GOP Senators Slam State for Handling of Arthur Hapgood’s Release, Demand Reform

September 10, 2014

Hartford – Prior to allegedly fatally stabbing a baby in Bristol on August 18, Arthur Hapgood was released from prison early thanks to the state’s Risk Reduction Earned Credit program, in spite of failing three drug tests in prison and helping two inmates escape from custody from a halfway house four months earlier.

“We have a public safety crisis on our hands,” said Senator Len Fasano, Senate Minority Leader Pro Tempore, who held a press conference today with Senator John McKinney, Senate Minority Leader, and fellow Republican senators. “When violent criminals who reoffend in prison are free to get out early, when inmates who fail drug tests still somehow successfully pass rehabilitation programs, it is time to fix the dangerous flaws in our Corrections system.”

Hapgood, who was arraigned yesterday on murder charges, was previously serving a 71-month sentence for a 2008 robbery. While in prison, Hapgood accumulated early release credits by taking part in educational classes, holding a job, and participating in the Offender Accountability Plan and successfully completing, according to DOC officials, Tier 2 (intensive outpatient addiction services). He earned credit for these programs, while also failing three drug tests and refusing to take a fourth.

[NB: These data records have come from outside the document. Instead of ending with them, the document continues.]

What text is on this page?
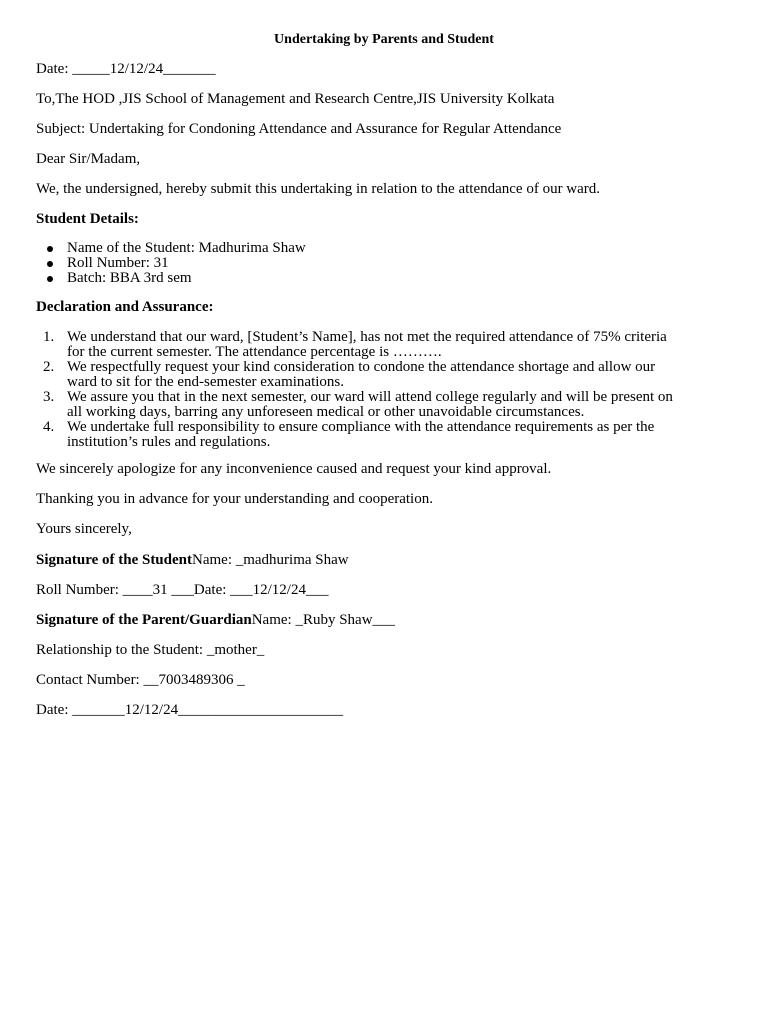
Undertaking by Parents and Student
Date: _____12/12/24_______
To,The HOD ,JIS School of Management and Research Centre,JIS University Kolkata
Subject: Undertaking for Condoning Attendance and Assurance for Regular Attendance
Dear Sir/Madam,
We, the undersigned, hereby submit this undertaking in relation to the attendance of our ward.
Student Details:
Name of the Student: Madhurima Shaw
Roll Number: 31
Batch: BBA 3rd sem
Declaration and Assurance:
1. We understand that our ward, [Student’s Name], has not met the required attendance of 75% criteria
for the current semester. The attendance percentage is ……….
2. We respectfully request your kind consideration to condone the attendance shortage and allow our
ward to sit for the end-semester examinations.
3. We assure you that in the next semester, our ward will attend college regularly and will be present on
all working days, barring any unforeseen medical or other unavoidable circumstances.
4. We undertake full responsibility to ensure compliance with the attendance requirements as per the
institution’s rules and regulations.
We sincerely apologize for any inconvenience caused and request your kind approval.
Thanking you in advance for your understanding and cooperation.
Yours sincerely,
Signature of the StudentName: _madhurima Shaw
Roll Number: ____31 ___Date: ___12/12/24___
Signature of the Parent/GuardianName: _Ruby Shaw___
Relationship to the Student: _mother_
Contact Number: __7003489306 _
Date: _______12/12/24______________________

“How can you fail multiple drug tests, and still manage to successfully pass an addiction rehabilitation program? When you take a class, you can’t fail every single test and then expect to pass and get credit for it,” said Fasano.

Hapgood was also allowed to leave prison in May 2013 as part of a community release program. However, he received a “technical violation” while in the program after helping two inmates escape in July 2013. He was then sent back to jail, where he continued to earn additional early release credit.

“This whole situation makes a complete mockery of the criminal justice system. Apparently, in prison, you can do drugs, violate the rules and even help others escape, while still earning early release credits simply by signing up for a class. Yes, Hapgood is responsible for the death of the child. But so are the officials who turned a blind eye to his repeated drug use and escalating criminal behavior,” said McKinney.

In addition to Hapgood’s failed drug tests and his “technical” escape violation, he also had multiple other violations while in prison including: intoxication, disobeying a direct order, violation of program provisions and fighting. In total, Hapgood lost 45 credits as a result of these cumulative offenses. He kept 233 credits. The Risk Reduction Earned Credit system has a formula to calculate earned credits, but lacks a formula for reducing credits.a

“An unspeakable tragedy occurred in Bristol last month. An innocent child was sliced open and murdered by a person who should not have been released from prison. And now, no one is taking responsibility for creating the situation that led to this crime.

“State officials have blamed this crime on Hapgood’s drug use, a persistent problem the state knew about while still rewarding him early release credits anyway. It is time for the state to be held accountable for the system failures that have put the public in danger. Instead of defending the system, the Department of Corrections and the governor should be talking about fixing the problems that led to this mess and continue to threaten public safety,” said Fasano.

State Senator Jason Welch, who represents Bristol, also echoed fellow Republican senators’ concerns and called for action.

“Justice is underway for a little girl from Bristol whose life was senselessly cut short,” said Welch. “No policy change can retrieve a life that has already been destroyed. However, the state has an obligation to change a system which released a dangerous felon, who obviously had not been rehabilitated, before he served his full term. Criminals are taken off our streets for a reason. They should stay off our streets, and the State of Connecticut should keep its promise to the victims and their families.”